Project: Data Journey Narrative


Characterize the journey that your data took to get to you. (BatesDataJourneysCapturing2016?; Madrigal and Meyer 2021) Some relevant questions to answer might include

  • Who generated these data? Why? How?
  • What measurement instruments were used to generate these data? What infrastructure has been used to store and transmit the data?
  • What was the original intended use of these data? What are some other ways the data have been used?
  • How has the mutability/immutability of the data been important to its journey & use? How has its mutability/immutability been created and maintained?
  • How will you need to transform the data further for your project? How do the physical and material properties of the data facilitate this, and/or create friction?
  • What values have been crystallized in the data? How have power relations and values shaped what is/isn’t included in the data?
  • Based on these factors, do the data appear to be fit for purpose? That is, based on what you know so far, do the data appear to be appropriate for answering your research question?

Include references for the sources you use to answer these questions. You can work on this step of the project at the same time as the EDA step, but I will ask you to turn in the data journey narrative first. A good target length for your narrative is 500-1,000 words long, not counting any references.

Exploratory Data Analysis


This book is about exploratory data analysis, about looking at data to see what it seems to say. It concentrates on simple arithmetic and easy-to-draw pictures. It regards whatever appearances we have recognized as partial descriptions, and tries to look beneath them for new insights. Its concern is with appearance, not with confirmation. (John Wilder Tukey 1977)

Exploratory Data Analysis (EDA) is “an attitude, AND a flexibility, AND some graph paper (or transparencies, or both)” (John W. Tukey 1980)

Exploratory and Confirmatory Research

Especially in the wake of the replication crisis, one common distinction is between exploratory and confirmatory research (Wagenmakers et al. 2012)

Wagenmakers et al. (2012) figure 1. The caption reads, in part: “A continuum of experimental exploration and the corresponding continuum of statistical wonkiness. On the far left of the continuum, researchers find their hypothesis in the data by post-hoc theorizing, and the corresponding statistics are ‘wonky,’ dramatically overestimating the evidence for the hypothesis.”

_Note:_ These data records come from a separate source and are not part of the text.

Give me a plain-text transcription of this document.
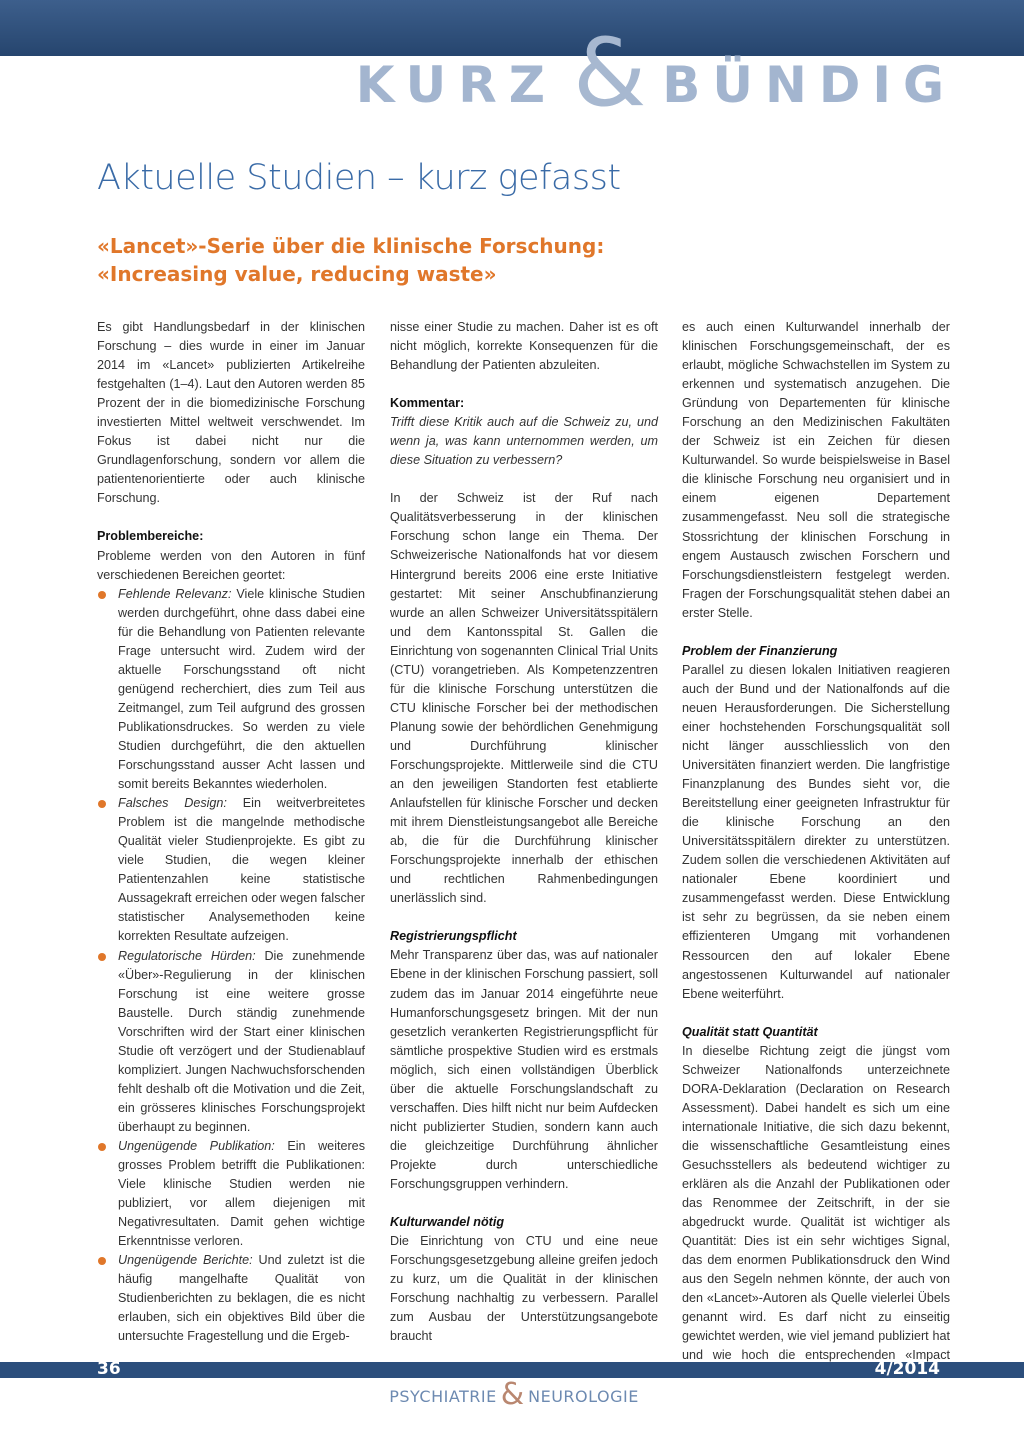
KURZ & BÜNDIG
Aktuelle Studien – kurz gefasst
«Lancet»-Serie über die klinische Forschung:
«Increasing value, reducing waste»

Es gibt Handlungsbedarf in der klinischen Forschung – dies wurde in einer im Januar 2014 im «Lancet» publizierten Artikelreihe festgehalten (1–4). Laut den Autoren werden 85 Prozent der in die biomedizinische Forschung investierten Mittel weltweit verschwendet. Im Fokus ist dabei nicht nur die Grundlagenforschung, sondern vor allem die patientenorientierte oder auch klinische Forschung.

Problembereiche:

Probleme werden von den Autoren in fünf verschiedenen Bereichen geortet:

Fehlende Relevanz: Viele klinische Studien werden durchgeführt, ohne dass dabei eine für die Behandlung von Patienten relevante Frage untersucht wird. Zudem wird der aktuelle Forschungsstand oft nicht genügend recherchiert, dies zum Teil aus Zeitmangel, zum Teil aufgrund des grossen Publikationsdruckes. So werden zu viele Studien durchgeführt, die den aktuellen Forschungsstand ausser Acht lassen und somit bereits Bekanntes wiederholen.
Falsches Design: Ein weitverbreitetes Problem ist die mangelnde methodische Qualität vieler Studienprojekte. Es gibt zu viele Studien, die wegen kleiner Patientenzahlen keine statistische Aussagekraft erreichen oder wegen falscher statistischer Analysemethoden keine korrekten Resultate aufzeigen.
Regulatorische Hürden: Die zunehmende «Über»-Regulierung in der klinischen Forschung ist eine weitere grosse Baustelle. Durch ständig zunehmende Vorschriften wird der Start einer klinischen Studie oft verzögert und der Studienablauf kompliziert. Jungen Nachwuchsforschenden fehlt deshalb oft die Motivation und die Zeit, ein grösseres klinisches Forschungsprojekt überhaupt zu beginnen.
Ungenügende Publikation: Ein weiteres grosses Problem betrifft die Publikationen: Viele klinische Studien werden nie publiziert, vor allem diejenigen mit Negativresultaten. Damit gehen wichtige Erkenntnisse verloren.
Ungenügende Berichte: Und zuletzt ist die häufig mangelhafte Qualität von Studienberichten zu beklagen, die es nicht erlauben, sich ein objektives Bild über die untersuchte Fragestellung und die Ergeb-

nisse einer Studie zu machen. Daher ist es oft nicht möglich, korrekte Konsequenzen für die Behandlung der Patienten abzuleiten.

Kommentar:

Trifft diese Kritik auch auf die Schweiz zu, und wenn ja, was kann unternommen werden, um diese Situation zu verbessern?

In der Schweiz ist der Ruf nach Qualitätsverbesserung in der klinischen Forschung schon lange ein Thema. Der Schweizerische Nationalfonds hat vor diesem Hintergrund bereits 2006 eine erste Initiative gestartet: Mit seiner Anschubfinanzierung wurde an allen Schweizer Universitätsspitälern und dem Kantonsspital St. Gallen die Einrichtung von sogenannten Clinical Trial Units (CTU) vorangetrieben. Als Kompetenzzentren für die klinische Forschung unterstützen die CTU klinische Forscher bei der methodischen Planung sowie der behördlichen Genehmigung und Durchführung klinischer Forschungsprojekte. Mittlerweile sind die CTU an den jeweiligen Standorten fest etablierte Anlaufstellen für klinische Forscher und decken mit ihrem Dienstleistungsangebot alle Bereiche ab, die für die Durchführung klinischer Forschungsprojekte innerhalb der ethischen und rechtlichen Rahmenbedingungen unerlässlich sind.

Registrierungspflicht

Mehr Transparenz über das, was auf nationaler Ebene in der klinischen Forschung passiert, soll zudem das im Januar 2014 eingeführte neue Humanforschungsgesetz bringen. Mit der nun gesetzlich verankerten Registrierungspflicht für sämtliche prospektive Studien wird es erstmals möglich, sich einen vollständigen Überblick über die aktuelle Forschungslandschaft zu verschaffen. Dies hilft nicht nur beim Aufdecken nicht publizierter Studien, sondern kann auch die gleichzeitige Durchführung ähnlicher Projekte durch unterschiedliche Forschungsgruppen verhindern.

Kulturwandel nötig

Die Einrichtung von CTU und eine neue Forschungsgesetzgebung alleine greifen jedoch zu kurz, um die Qualität in der klinischen Forschung nachhaltig zu verbessern. Parallel zum Ausbau der Unterstützungsangebote braucht

es auch einen Kulturwandel innerhalb der klinischen Forschungsgemeinschaft, der es erlaubt, mögliche Schwachstellen im System zu erkennen und systematisch anzugehen. Die Gründung von Departementen für klinische Forschung an den Medizinischen Fakultäten der Schweiz ist ein Zeichen für diesen Kulturwandel. So wurde beispielsweise in Basel die klinische Forschung neu organisiert und in einem eigenen Departement zusammengefasst. Neu soll die strategische Stossrichtung der klinischen Forschung in engem Austausch zwischen Forschern und Forschungsdienstleistern festgelegt werden. Fragen der Forschungsqualität stehen dabei an erster Stelle.

Problem der Finanzierung

Parallel zu diesen lokalen Initiativen reagieren auch der Bund und der Nationalfonds auf die neuen Herausforderungen. Die Sicherstellung einer hochstehenden Forschungsqualität soll nicht länger ausschliesslich von den Universitäten finanziert werden. Die langfristige Finanzplanung des Bundes sieht vor, die Bereitstellung einer geeigneten Infrastruktur für die klinische Forschung an den Universitätsspitälern direkter zu unterstützen. Zudem sollen die verschiedenen Aktivitäten auf nationaler Ebene koordiniert und zusammengefasst werden. Diese Entwicklung ist sehr zu begrüssen, da sie neben einem effizienteren Umgang mit vorhandenen Ressourcen den auf lokaler Ebene angestossenen Kulturwandel auf nationaler Ebene weiterführt.

Qualität statt Quantität

In dieselbe Richtung zeigt die jüngst vom Schweizer Nationalfonds unterzeichnete DORA-Deklaration (Declaration on Research Assessment). Dabei handelt es sich um eine internationale Initiative, die sich dazu bekennt, die wissenschaftliche Gesamtleistung eines Gesuchsstellers als bedeutend wichtiger zu erklären als die Anzahl der Publikationen oder das Renommee der Zeitschrift, in der sie abgedruckt wurde. Qualität ist wichtiger als Quantität: Dies ist ein sehr wichtiges Signal, das dem enormen Publikationsdruck den Wind aus den Segeln nehmen könnte, der auch von den «Lancet»-Autoren als Quelle vielerlei Übels genannt wird. Es darf nicht zu einseitig gewichtet werden, wie viel jemand publiziert hat und wie hoch die entsprechenden «Impact

36	4/2014
PSYCHIATRIE & NEUROLOGIE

Exploratory vs. confirmatory research
Confirmatory Exploratory
hypothesis testing hypothesis development
specified in advance adaptable
algorithmic free, creative
mechanical objectivity
(Daston and Galison 2007)
pure subjectivity?
avoids inferential errors makes errors?
rigorous lacking rigor?
real science?? h*cking around with data??
assumes experimental methods relevant to all methods

I agree that it’s important to

  • be thoughtful about how much confidence we’re placing in our conclusions
  • interpret findings from one study in light of other studies


But the confirmatory/exploratory distinction can overhype the confirmatory side

  • Making us too rigid and narrow-minded about what counts as good science

Better Models for EDA I: Developing Phenomena

Bogen and Woodward (1988) by way of Brown (2002)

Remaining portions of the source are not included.